Required commands
The required commands for CSNBCPA.
This verb requires the commands shown in the following table to be enabled in the active role based on the keyword specified for the PIN-calculation method:
| Rule-array keyword | Offset | Command |
|---|---|---|
| IBM-PINO | X'00A4' | Clear PIN Generate Alternate - 3624 Offset |
| VISA-PVV | X'00BB' | Clear PIN Generate Alternate - VISA PVV |
An enhanced PIN security mode, on the CEX*C is available for extracting PINs from encrypted PIN blocks. This mode only applies when specifying a PIN-extraction method for an IBM® 3624 PIN-block. To do this, you must enable the Enhanced PIN Security (offset X'0313') access control point in the default role. When activated, this mode limits checking of the PIN to decimal digits and a PIN length minimum of 4 is enforced. No other PIN-block consistency checking will occur.
- ANSI X9.8 PIN - Enforce PIN block restrictions (X'0350')
Whenever the ANSI X9.8 PIN - Use stored decimalization tables only command (offset X'0356') is enabled in the active role, the Decimalization_table element of the data_array value must match one of the PIN decimalization tables that are in the active state on the coprocessor.
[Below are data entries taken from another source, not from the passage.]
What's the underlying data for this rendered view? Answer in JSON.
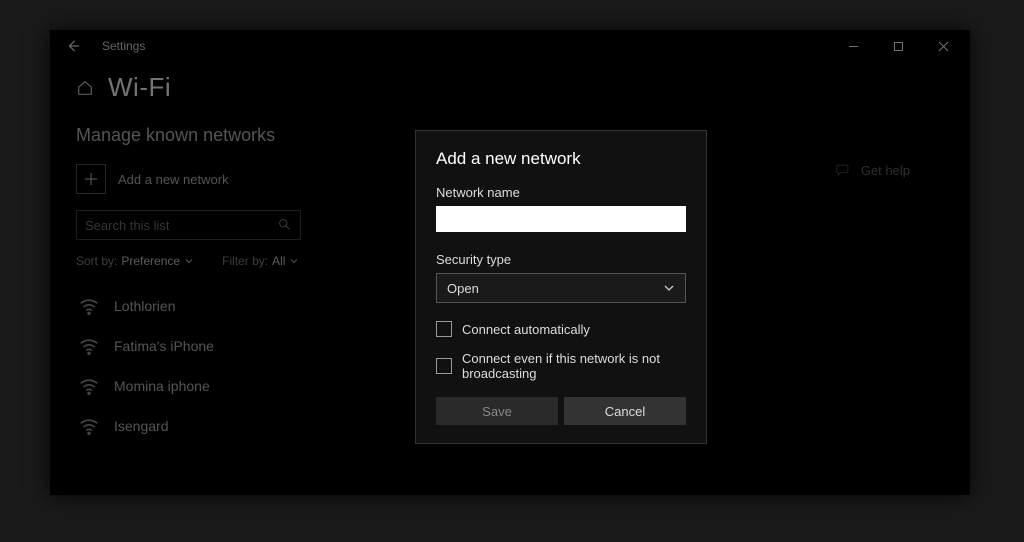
{
  "titlebar": {
    "title": "Settings"
  },
  "page": {
    "title": "Wi-Fi",
    "section_title": "Manage known networks",
    "add_label": "Add a new network",
    "search_placeholder": "Search this list"
  },
  "filters": {
    "sort_label": "Sort by:",
    "sort_value": "Preference",
    "filter_label": "Filter by:",
    "filter_value": "All"
  },
  "networks": [
    {
      "name": "Lothlorien"
    },
    {
      "name": "Fatima's iPhone"
    },
    {
      "name": "Momina iphone"
    },
    {
      "name": "Isengard"
    }
  ],
  "help": {
    "label": "Get help"
  },
  "dialog": {
    "title": "Add a new network",
    "name_label": "Network name",
    "name_value": "",
    "security_label": "Security type",
    "security_value": "Open",
    "connect_auto": "Connect automatically",
    "connect_hidden": "Connect even if this network is not broadcasting",
    "save": "Save",
    "cancel": "Cancel"
  }
}
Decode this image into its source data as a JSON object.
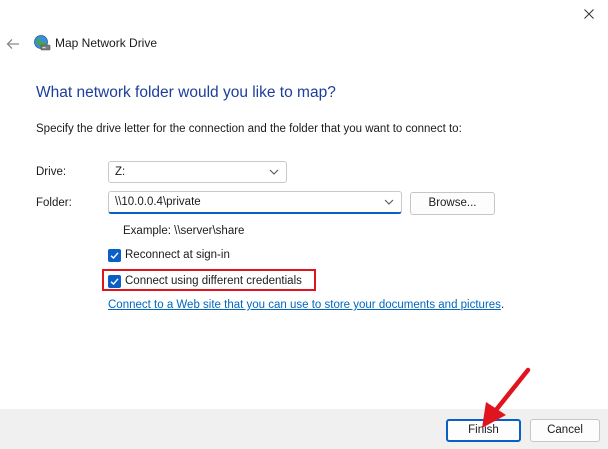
{
  "window": {
    "title": "Map Network Drive"
  },
  "heading": "What network folder would you like to map?",
  "instruction": "Specify the drive letter for the connection and the folder that you want to connect to:",
  "drive": {
    "label": "Drive:",
    "value": "Z:"
  },
  "folder": {
    "label": "Folder:",
    "value": "\\\\10.0.0.4\\private"
  },
  "browse_label": "Browse...",
  "example": "Example: \\\\server\\share",
  "reconnect": {
    "label": "Reconnect at sign-in",
    "checked": true
  },
  "credentials": {
    "label": "Connect using different credentials",
    "checked": true
  },
  "web_link": "Connect to a Web site that you can use to store your documents and pictures",
  "web_link_suffix": ".",
  "footer": {
    "finish_label": "Finish",
    "cancel_label": "Cancel"
  },
  "colors": {
    "accent": "#0a5fc7",
    "heading": "#1c3e9c",
    "link": "#0067c0",
    "annotation": "#e0141e"
  },
  "icons": [
    "close-icon",
    "back-arrow-icon",
    "network-drive-icon",
    "chevron-down-icon",
    "checkmark-icon",
    "arrow-annotation-icon"
  ]
}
Use of this command provides improved security and control for PIN decimalization tables. The VISA-PVV PIN-calculation method does not have a Decimalization_table element and is therefore not affected by this command.
When the Disallow PIN block format ISO-1 access control is enabled in the domain role, the PIN block format in the PIN_profile parameter is not allowed to be ISO-1.
The access control point ISO PIN blocks do not check PIN digits (X’0055’) is enabled by default in the default role. This prevents CCA from performing any integrity checks on the PIN digits themselves, to comply with the PCI-HSMv4 and ISO 9564.1 standards.
No action is needed by the users, unless they do not need to comply with the PCI-HSMv4 and ISO 9564.1 standards. In this case, they can disable the X’0055’ access control point to allow integrity checks directly on the PIN digits.